2. Solve the inequality: \(\frac{|x+3|-1}{|x|-2} \geq 0\).
   1. The expression is undefined for \( x = 2 \), so we exclude 2.
   2. Numerator: \( |x+3| - 1 \) can be non-negative for \( |x+3| \geq 1 \):
      
      • \( x + 3 \geq 1 \rightarrow x \geq -2 \)
      • \( -(x + 3) \geq 1 \rightarrow x \leq -4 \)
   3. Denominator: \( |x| - 2 \geq 0 \) implies:
      • \( x \geq 2 \)
      • -\(x \geq 2 \rightarrow x \leq -2 \)
   4. Combining:\( x \leq -4 \) or \( x \geq 2 \)
3. Elements of \( S \): Intersection of inequalities within domain leads to \( S = \{-6, -5, -4, 2, 3\} \).

Finding set \( T \):

Given:

\(T = \{ x \in \mathbb{Z} : x^2 - 7|x| + 9 \leq 0 \}\)

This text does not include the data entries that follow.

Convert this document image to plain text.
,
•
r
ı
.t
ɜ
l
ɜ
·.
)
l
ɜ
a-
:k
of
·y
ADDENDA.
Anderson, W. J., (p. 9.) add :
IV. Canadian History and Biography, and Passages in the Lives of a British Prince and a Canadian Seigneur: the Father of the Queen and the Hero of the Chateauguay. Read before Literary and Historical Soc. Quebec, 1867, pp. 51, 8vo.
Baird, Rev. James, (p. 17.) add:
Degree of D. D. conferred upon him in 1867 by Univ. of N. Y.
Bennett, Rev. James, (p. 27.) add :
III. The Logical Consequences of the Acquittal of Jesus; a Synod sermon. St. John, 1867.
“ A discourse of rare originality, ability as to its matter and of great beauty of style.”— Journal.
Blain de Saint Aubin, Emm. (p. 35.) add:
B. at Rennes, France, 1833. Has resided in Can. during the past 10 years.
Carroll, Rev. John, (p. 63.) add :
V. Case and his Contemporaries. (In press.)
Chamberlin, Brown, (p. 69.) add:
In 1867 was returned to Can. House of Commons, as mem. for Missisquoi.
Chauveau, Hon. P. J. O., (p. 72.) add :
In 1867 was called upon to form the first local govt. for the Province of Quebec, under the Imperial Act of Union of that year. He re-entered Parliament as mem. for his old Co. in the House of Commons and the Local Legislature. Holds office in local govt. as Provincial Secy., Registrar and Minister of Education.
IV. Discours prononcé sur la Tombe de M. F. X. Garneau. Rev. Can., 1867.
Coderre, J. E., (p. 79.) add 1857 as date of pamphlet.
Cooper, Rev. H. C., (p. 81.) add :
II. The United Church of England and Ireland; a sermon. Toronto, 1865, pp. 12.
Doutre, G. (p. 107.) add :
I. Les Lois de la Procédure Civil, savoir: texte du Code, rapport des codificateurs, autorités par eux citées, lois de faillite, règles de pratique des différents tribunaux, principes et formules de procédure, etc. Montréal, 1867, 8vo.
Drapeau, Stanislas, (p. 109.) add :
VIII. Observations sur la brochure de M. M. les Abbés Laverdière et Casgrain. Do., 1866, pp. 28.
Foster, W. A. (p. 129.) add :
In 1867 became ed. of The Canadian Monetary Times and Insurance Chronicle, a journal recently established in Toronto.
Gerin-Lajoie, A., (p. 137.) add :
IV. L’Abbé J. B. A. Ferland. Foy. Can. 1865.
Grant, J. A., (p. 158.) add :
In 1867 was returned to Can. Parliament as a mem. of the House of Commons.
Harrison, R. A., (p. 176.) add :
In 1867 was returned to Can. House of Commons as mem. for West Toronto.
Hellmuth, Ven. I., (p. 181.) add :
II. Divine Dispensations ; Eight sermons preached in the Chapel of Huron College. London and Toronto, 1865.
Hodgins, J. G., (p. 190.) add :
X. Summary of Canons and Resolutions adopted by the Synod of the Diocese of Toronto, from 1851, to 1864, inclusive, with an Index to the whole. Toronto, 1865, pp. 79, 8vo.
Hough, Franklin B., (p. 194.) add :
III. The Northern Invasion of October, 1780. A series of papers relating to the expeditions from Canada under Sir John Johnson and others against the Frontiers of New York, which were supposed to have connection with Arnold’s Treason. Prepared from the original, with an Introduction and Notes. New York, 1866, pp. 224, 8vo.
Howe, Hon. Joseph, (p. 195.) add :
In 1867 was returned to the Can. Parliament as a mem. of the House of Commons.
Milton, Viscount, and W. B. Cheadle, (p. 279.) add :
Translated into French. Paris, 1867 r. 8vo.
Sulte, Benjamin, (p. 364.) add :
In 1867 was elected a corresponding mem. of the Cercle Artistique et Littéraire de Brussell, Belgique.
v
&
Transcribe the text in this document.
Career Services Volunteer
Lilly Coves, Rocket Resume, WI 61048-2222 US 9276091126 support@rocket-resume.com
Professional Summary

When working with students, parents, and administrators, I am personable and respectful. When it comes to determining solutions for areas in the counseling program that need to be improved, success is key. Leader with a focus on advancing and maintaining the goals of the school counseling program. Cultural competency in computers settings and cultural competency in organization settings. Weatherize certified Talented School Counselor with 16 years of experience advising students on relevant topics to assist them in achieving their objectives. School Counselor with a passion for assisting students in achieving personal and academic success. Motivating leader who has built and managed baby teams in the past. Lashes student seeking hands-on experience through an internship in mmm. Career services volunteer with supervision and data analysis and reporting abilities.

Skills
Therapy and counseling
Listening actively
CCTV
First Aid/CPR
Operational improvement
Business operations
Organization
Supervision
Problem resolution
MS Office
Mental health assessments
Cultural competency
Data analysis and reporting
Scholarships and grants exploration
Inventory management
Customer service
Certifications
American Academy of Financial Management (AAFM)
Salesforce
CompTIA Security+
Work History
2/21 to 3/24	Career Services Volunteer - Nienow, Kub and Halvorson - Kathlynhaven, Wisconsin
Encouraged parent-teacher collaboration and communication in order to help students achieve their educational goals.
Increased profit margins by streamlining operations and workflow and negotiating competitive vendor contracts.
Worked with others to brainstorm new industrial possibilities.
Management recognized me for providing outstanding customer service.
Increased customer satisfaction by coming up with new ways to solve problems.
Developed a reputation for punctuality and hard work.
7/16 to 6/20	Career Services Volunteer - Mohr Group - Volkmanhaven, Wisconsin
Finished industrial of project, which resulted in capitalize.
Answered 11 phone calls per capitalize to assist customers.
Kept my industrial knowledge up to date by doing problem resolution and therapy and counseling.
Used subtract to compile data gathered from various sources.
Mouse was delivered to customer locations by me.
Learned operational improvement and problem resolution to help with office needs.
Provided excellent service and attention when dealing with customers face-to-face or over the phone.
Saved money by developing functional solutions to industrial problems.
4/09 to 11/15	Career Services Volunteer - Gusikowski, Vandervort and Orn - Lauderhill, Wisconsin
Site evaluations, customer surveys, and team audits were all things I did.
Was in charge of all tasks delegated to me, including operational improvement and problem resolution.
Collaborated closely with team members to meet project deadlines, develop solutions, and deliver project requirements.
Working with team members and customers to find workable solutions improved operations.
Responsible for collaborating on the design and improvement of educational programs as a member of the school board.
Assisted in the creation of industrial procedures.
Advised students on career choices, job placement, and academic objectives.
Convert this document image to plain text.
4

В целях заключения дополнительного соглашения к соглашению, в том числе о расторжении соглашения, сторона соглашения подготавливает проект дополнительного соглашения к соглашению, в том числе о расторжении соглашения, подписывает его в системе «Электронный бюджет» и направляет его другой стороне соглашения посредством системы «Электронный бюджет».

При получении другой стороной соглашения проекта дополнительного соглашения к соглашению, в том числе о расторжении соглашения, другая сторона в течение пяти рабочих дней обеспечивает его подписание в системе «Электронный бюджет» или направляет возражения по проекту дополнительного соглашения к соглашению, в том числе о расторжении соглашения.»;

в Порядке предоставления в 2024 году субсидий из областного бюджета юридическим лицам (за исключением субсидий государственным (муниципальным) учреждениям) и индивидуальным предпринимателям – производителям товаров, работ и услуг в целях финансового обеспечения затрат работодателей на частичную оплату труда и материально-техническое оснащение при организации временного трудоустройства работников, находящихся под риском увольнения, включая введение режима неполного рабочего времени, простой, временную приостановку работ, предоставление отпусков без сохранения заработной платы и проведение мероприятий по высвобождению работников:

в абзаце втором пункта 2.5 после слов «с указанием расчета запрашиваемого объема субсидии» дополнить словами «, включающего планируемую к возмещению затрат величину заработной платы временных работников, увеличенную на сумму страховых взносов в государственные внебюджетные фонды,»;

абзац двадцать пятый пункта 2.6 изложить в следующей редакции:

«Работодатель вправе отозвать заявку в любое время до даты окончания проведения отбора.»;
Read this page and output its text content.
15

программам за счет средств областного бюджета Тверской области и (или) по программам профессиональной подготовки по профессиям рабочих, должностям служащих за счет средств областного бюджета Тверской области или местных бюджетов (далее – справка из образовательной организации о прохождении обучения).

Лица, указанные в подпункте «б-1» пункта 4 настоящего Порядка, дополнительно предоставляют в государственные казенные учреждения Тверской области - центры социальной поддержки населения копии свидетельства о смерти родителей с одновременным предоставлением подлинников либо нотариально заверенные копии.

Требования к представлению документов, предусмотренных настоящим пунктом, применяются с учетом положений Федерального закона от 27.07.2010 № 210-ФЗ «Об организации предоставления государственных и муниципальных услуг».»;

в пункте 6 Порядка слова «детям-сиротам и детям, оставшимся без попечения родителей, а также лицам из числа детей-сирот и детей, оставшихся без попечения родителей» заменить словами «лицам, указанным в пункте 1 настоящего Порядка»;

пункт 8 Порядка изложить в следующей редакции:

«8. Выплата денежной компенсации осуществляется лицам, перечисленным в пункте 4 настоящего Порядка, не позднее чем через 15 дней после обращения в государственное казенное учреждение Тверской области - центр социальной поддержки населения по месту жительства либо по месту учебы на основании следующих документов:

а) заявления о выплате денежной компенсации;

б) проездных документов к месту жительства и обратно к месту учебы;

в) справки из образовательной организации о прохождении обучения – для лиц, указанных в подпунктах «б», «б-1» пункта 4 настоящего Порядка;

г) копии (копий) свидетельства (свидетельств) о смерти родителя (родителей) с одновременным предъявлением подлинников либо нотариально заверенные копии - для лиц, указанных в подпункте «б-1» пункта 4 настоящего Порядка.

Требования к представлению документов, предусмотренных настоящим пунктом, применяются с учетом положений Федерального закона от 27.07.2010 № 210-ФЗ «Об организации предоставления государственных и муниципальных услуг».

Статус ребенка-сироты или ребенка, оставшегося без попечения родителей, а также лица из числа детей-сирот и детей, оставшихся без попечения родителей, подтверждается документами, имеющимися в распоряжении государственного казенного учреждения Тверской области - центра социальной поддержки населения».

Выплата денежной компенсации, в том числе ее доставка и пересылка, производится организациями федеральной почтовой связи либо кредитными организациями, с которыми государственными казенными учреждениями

1. Consider separation into cases based on absolute value:
   1. For \( x \geq 0 \): \( x^2 - 7x + 9 \leq 0 \).
   2. Find roots by solving \( x^2 - 7x + 9 = 0 \).
      • Roots: \( x = \frac{7 \pm \sqrt{49 - 36}}{2} = \frac{7 \pm \sqrt{13}}{2} \), not exact integers.
2. For \( x \leq 0 \), \( y = -x \) implies \( y^2 - 7y + 9 \leq 0 \). Similar derivation leads to no integer values.

Intersection of \( S \cap T \): Consider elements common to both sets.

• Elements of \( S \): \{-6, -5, -4, 3\}
• Common elements in \( \{3\} \) since others do not satisfy both sets.

The number of elements in \( S \cap T \) is 3, hence the correct answer is 3.